Upstate New York during the 2008 Presidential election, Norwegian detective Sigrid Odegard arrives in a small town looking for her missing brother. He has every reason for not wanting to be found since he is caught up in the tensions surrounding a police shooting and the mysterious death of an African-American academic. Sigrid must navigate the minefield of local and national politics to untangle what, if any, role her brother played in an incident that could tear the community apart.

 The ‘fish out of water’ is an evergreen trope in crime fiction, setting up no end of cultural clashes to drive the plot along. This clever, sometimes funny and often touching novel takes a familiar theme and uses it to play an interestingly fresh tune.

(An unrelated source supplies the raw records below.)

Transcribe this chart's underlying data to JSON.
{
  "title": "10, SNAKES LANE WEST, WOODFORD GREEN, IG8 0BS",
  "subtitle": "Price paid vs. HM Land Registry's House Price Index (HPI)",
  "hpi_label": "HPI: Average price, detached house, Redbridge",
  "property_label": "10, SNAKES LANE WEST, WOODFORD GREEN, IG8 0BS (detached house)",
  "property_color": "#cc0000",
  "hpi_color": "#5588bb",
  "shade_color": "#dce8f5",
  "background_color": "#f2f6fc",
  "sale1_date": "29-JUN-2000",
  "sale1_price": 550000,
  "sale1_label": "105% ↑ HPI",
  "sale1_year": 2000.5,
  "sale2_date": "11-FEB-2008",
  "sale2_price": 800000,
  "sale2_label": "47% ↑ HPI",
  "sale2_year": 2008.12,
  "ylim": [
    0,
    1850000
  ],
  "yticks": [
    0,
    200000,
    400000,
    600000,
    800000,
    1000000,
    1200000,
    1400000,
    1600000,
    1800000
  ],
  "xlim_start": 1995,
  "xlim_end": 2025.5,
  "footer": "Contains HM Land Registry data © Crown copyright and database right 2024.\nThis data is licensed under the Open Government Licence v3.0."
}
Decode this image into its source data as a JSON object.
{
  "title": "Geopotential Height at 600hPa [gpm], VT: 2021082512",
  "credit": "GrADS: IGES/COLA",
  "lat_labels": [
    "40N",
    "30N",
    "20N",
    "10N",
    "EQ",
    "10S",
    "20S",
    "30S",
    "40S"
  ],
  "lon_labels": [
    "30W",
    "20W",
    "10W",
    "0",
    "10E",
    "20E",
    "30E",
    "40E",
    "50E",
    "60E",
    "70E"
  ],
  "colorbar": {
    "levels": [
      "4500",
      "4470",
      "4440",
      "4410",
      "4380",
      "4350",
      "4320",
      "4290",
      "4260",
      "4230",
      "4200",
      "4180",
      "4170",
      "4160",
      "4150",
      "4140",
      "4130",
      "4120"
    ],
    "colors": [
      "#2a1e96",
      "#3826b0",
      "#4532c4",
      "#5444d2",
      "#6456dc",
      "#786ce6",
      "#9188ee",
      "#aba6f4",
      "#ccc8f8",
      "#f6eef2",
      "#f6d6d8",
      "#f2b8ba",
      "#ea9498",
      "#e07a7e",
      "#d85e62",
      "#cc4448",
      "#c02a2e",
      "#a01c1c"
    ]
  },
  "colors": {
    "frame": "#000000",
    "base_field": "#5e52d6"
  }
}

 Miller takes the conventions of American crime writing, from the big city cop trying to negotiate small town life to the manhunt in the trackless wilderness and turns them on their head, often in the name of satire. Behind the humour is a clear- eyed appraisal of some of the silly and occasionally sinister foibles of American life.

These include the idea that having more of everything is a kind of freedom and the unhealed scars of racism that are opened every time a police officer with an itchy trigger finger overreacts to a situation with disastrous consequences.

Miller’s prose style is elegant with a turn of phrase that has echoes of Chandler, this reviewer can’t help but warm to a writer who describes someone walking with ‘the swagger of a man who had won a prize for building something in his garage using a spot welder’.

For all the needle sharp one liners dispensed by his characters Miller never loses sight of their troubled humanity and even offers, most of them, a shot at redemption.

This is the sort of smart crime writing that engages with puzzles, wider than those that begin and end with a body and proves the genre has no need to seek backdoor legitimacy by hoping for admission to the literary canon. At its best it is more than capable of walking tall on its own merits.